As fotografias de família em Gaza são diferentes, mas eles estão juntos, estiveram juntos e partiram juntos.

 

18 de outubro, às 21:17

Se nós morrermos, saiba que estivemos prontos e firmes, e diga que somos pessoas com um direito genuíno.

19 de outubro, às 13:10

Minha lista de amigos diminui, transformando-se em pequenos féretros espalhados lá e cá. Não posso recuperar os meus amigos depois dos foguetes, enquanto saem voando, não posso fazê-los voltar, nem posso expressar as minhas condolências, nem posso chorar. Não sei o que fazer. Cada dia se torna um pouco mais curto. Esses não são nomes apenas, somos nós, com caras diferentes, nomes diferentes.

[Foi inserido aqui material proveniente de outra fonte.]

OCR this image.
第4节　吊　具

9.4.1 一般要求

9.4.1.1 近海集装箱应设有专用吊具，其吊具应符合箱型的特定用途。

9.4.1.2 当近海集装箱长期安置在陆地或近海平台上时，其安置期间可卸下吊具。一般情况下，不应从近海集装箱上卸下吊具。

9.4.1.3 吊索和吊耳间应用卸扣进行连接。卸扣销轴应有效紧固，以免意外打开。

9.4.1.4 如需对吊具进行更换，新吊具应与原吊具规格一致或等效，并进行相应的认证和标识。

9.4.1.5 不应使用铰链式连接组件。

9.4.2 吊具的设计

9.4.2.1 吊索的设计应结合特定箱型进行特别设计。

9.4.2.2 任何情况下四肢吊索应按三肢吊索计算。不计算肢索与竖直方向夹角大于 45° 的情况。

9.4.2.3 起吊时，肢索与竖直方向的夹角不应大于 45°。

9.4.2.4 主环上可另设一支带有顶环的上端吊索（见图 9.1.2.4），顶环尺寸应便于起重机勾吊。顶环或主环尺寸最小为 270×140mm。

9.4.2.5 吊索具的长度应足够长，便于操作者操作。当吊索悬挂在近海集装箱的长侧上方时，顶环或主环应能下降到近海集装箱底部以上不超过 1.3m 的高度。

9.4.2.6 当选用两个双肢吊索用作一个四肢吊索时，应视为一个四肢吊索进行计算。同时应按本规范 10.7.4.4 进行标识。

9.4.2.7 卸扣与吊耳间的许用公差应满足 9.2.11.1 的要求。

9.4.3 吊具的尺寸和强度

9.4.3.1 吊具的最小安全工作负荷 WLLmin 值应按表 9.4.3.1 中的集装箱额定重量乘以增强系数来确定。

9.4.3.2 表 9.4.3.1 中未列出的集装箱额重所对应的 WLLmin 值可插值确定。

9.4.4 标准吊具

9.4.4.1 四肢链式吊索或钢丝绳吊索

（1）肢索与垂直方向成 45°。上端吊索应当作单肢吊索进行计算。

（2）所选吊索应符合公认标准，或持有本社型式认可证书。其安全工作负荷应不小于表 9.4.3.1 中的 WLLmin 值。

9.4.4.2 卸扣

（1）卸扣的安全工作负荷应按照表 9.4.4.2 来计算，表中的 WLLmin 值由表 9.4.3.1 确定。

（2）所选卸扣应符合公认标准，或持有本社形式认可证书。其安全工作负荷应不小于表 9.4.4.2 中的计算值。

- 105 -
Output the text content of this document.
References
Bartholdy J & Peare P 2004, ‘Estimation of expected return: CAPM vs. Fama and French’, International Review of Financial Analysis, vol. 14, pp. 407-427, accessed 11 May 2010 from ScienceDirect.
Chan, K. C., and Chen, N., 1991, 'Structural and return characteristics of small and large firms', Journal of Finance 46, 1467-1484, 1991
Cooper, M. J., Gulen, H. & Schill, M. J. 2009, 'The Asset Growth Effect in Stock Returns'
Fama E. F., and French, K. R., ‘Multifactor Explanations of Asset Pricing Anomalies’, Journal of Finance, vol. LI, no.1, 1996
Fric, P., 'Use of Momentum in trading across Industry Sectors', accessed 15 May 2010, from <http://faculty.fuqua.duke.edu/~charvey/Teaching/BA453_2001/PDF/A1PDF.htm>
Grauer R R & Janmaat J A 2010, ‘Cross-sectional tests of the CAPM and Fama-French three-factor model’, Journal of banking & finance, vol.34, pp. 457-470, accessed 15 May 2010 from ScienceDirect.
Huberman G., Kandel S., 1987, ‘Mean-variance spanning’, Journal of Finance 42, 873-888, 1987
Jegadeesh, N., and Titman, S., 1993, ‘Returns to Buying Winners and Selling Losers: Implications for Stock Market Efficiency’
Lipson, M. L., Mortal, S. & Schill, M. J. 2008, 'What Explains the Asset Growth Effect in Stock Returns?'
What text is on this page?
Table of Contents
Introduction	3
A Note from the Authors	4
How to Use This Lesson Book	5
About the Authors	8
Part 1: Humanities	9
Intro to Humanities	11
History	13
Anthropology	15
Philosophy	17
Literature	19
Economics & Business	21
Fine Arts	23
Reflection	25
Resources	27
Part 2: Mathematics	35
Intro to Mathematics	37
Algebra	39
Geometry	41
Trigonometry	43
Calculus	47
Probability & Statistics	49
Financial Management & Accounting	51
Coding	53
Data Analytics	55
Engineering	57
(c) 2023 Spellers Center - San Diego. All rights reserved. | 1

Ó, Deus, o que é que podemos fazer, Ó, Deus, diante dessa enorme festa da morte? Aqui não tem ícone nenhum que os faça voltar, mesmo se renunciarem.

 

19 de outubro, às 13:47

Mariam tem se sentido aliviada do cansaço, aliviada para sempre. Sinto muito, Mariam, todas as vezes em que tu e eu não concordamos, tu e eu, sinto muito por isso...

 

19 de outubro, às 21:20

O bairro inteiro de Zahra, em Gaza, está sob ameaça: as vinte e quatro torres estão sendo bombardeadas agora, uma cidade inteira martirizada, torre após torre, Ó, Deus, Ó, Deus!

 

20 de outubro, às 16:52

Em frente a Deus, nós, em Gaza, somos mártires ou testemunhos da libertação, e todos estamos esperando saber onde vamos cair. Todos estamos esperando, Ó, Deus, o seu voto é verdadeiro!

 

Na tarde de 20 de outubro, Hiba Abu Nada e sua família inteira foram assassinadas pelo bombardeio israelense, em sua casa no bairro Manara em Khan Yunis.